“Well, he goes, or I go,” said Mr. Brown. “One or other of us must be destroyed. The world can’t hold us both. You can take your choice.”
Thus Bunker’s fate was sealed.
Ethel, who had hardly looked at Bunker for months without disgust, began, now that his dissolution was imminent, to dwell upon his engaging kittenhood, to see him in her mind’s eye as a black ball with a blue ribbon around his neck, and to experience all the feelings that one ought to experience when one’s beloved pet is torn from one by Death. She would even have fondled him if he hadn’t been so mangy. When his hideous voice upraised itself she would murmur, “My darling Bunker.” And only a week ago she had murmured, “Why we keep that cat, I can’t think.”
One afternoon when Ethel was at the tennis club, Mrs. Brown approached William mysteriously.
“William, dear, I think it would be so kind of you to take Bunker to Gorton’s now while Ethel is out. I’ve told Mr. Gorton and he’s expecting him, and it would be much nicer for Ethel just to hear that it was all over.”
Nothing loth to help in Bunker’s destruction, William took the covered basket from the pantry and went into the garden, caught a glimpse of black fur beyond the summer-house, crept up behind it, grabbed it with a triumphant “Would you?” and clapped it into the basket.
*****
Gorton’s was a wonderland to William—dogs in cages, cats in cages, guinea-pigs in cages, rabbits in cages, white rats in cages, tortoises in cages, gold-fish in bowls.

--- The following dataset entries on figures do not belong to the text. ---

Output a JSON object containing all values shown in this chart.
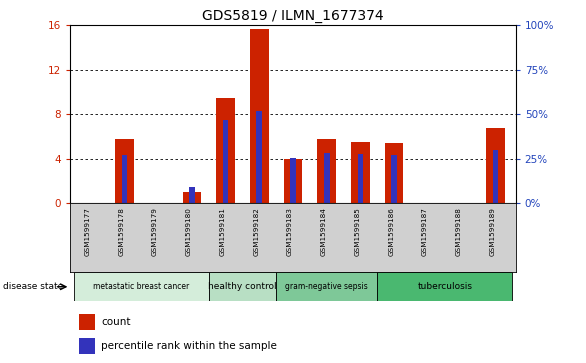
{
  "title": "GDS5819 / ILMN_1677374",
  "samples": [
    "GSM1599177",
    "GSM1599178",
    "GSM1599179",
    "GSM1599180",
    "GSM1599181",
    "GSM1599182",
    "GSM1599183",
    "GSM1599184",
    "GSM1599185",
    "GSM1599186",
    "GSM1599187",
    "GSM1599188",
    "GSM1599189"
  ],
  "count_values": [
    0.05,
    5.8,
    0.05,
    1.0,
    9.5,
    15.7,
    4.0,
    5.8,
    5.5,
    5.4,
    0.05,
    0.05,
    6.8
  ],
  "percentile_values": [
    0.0,
    27.0,
    0.0,
    9.0,
    47.0,
    52.0,
    25.5,
    28.0,
    27.5,
    27.0,
    0.0,
    0.0,
    30.0
  ],
  "count_color": "#cc2200",
  "percentile_color": "#3333bb",
  "ylim_left": [
    0,
    16
  ],
  "ylim_right": [
    0,
    100
  ],
  "yticks_left": [
    0,
    4,
    8,
    12,
    16
  ],
  "yticks_right": [
    0,
    25,
    50,
    75,
    100
  ],
  "ytick_labels_right": [
    "0%",
    "25%",
    "50%",
    "75%",
    "100%"
  ],
  "disease_groups": [
    {
      "label": "metastatic breast cancer",
      "start": 0,
      "end": 4,
      "color": "#d4edda"
    },
    {
      "label": "healthy control",
      "start": 4,
      "end": 6,
      "color": "#b8dfc4"
    },
    {
      "label": "gram-negative sepsis",
      "start": 6,
      "end": 9,
      "color": "#7ec898"
    },
    {
      "label": "tuberculosis",
      "start": 9,
      "end": 13,
      "color": "#4ab870"
    }
  ],
  "disease_state_label": "disease state",
  "legend_count": "count",
  "legend_percentile": "percentile rank within the sample",
  "bar_width": 0.55,
  "background_color": "#ffffff",
  "plot_bg_color": "#ffffff",
  "grid_color": "#000000",
  "tick_label_color_left": "#cc2200",
  "tick_label_color_right": "#2244bb",
  "tick_area_color": "#d0d0d0"
}
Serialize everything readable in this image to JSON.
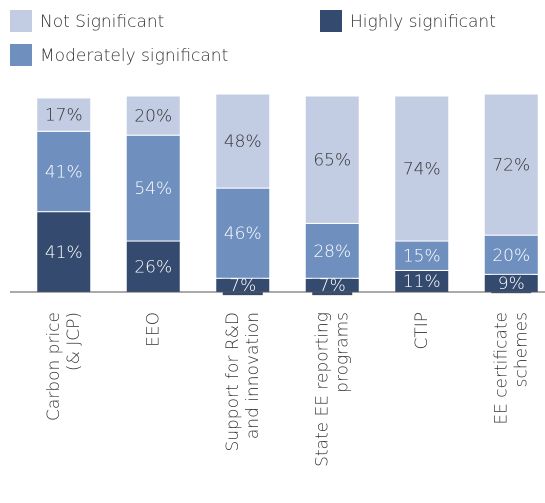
{
  "chart_data": {
    "type": "stacked-bar",
    "categories": [
      [
        "Carbon price",
        "(& JCP)"
      ],
      [
        "EEO"
      ],
      [
        "Support for R&D",
        "and innovation"
      ],
      [
        "State EE reporting",
        "programs"
      ],
      [
        "CTIP"
      ],
      [
        "EE certificate",
        "schemes"
      ]
    ],
    "series": [
      {
        "name": "Highly significant",
        "color": "#344a6e",
        "values": [
          41,
          26,
          7,
          7,
          11,
          9
        ],
        "value_labels": [
          "41%",
          "26%",
          "7%",
          "7%",
          "11%",
          "9%"
        ]
      },
      {
        "name": "Moderately significant",
        "color": "#6f8fbf",
        "values": [
          41,
          54,
          46,
          28,
          15,
          20
        ],
        "value_labels": [
          "41%",
          "54%",
          "46%",
          "28%",
          "15%",
          "20%"
        ]
      },
      {
        "name": "Not Significant",
        "color": "#c2cde3",
        "values": [
          17,
          20,
          48,
          65,
          74,
          72
        ],
        "value_labels": [
          "17%",
          "20%",
          "48%",
          "65%",
          "74%",
          "72%"
        ]
      }
    ],
    "ylim": [
      0,
      100
    ]
  }
}
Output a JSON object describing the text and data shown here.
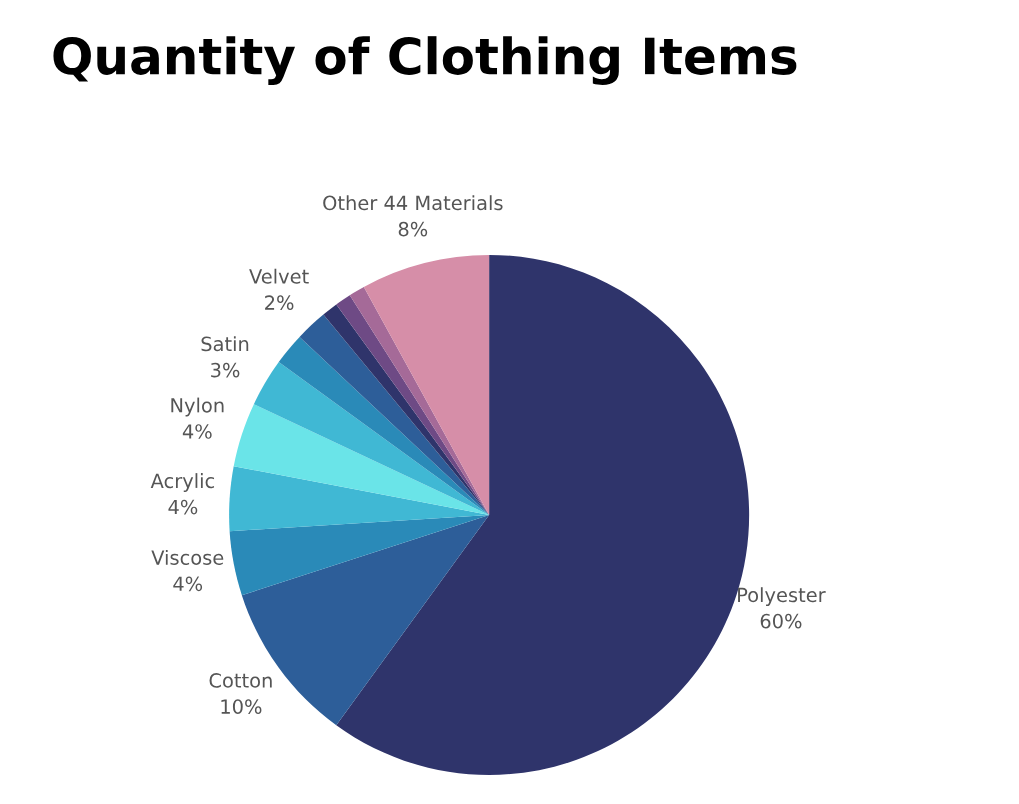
{
  "chart_data": {
    "type": "pie",
    "title": "Quantity of Clothing Items",
    "categories": [
      "Polyester",
      "Cotton",
      "Viscose",
      "Acrylic",
      "Nylon",
      "Satin",
      null,
      "Velvet",
      null,
      null,
      null,
      "Other 44 Materials"
    ],
    "values": [
      60,
      10,
      4,
      4,
      4,
      3,
      2,
      2,
      1,
      1,
      1,
      8
    ],
    "value_labels": [
      "60%",
      "10%",
      "4%",
      "4%",
      "4%",
      "3%",
      null,
      "2%",
      null,
      null,
      null,
      "8%"
    ],
    "colors": [
      "#2f346b",
      "#2d5e99",
      "#2a8ab8",
      "#40b8d4",
      "#6ae4e8",
      "#40b8d4",
      "#2a8ab8",
      "#2d5e99",
      "#2f346b",
      "#6e4a85",
      "#a56a98",
      "#d68ea8"
    ]
  }
}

Once William had been thrilled to see a monkey there. William had stood outside the shop for a whole morning watching it and making encouraging conciliatory noises to it which it answered by an occasional jabber that delighted William’s very soul. William was glad of an errand that gave him an excuse for wandering round the fascinations of the shop. He handed his basket to Mr. Gorton, and began his tour of inspection. He spent half an hour in front of the cage of a parrot, who screamed repeatedly, “Go—away, you ass, go away!”
William would never have tired of the joy of listening to this, but, discovering that it was almost tea-time, he reluctantly took up his empty basket and returned.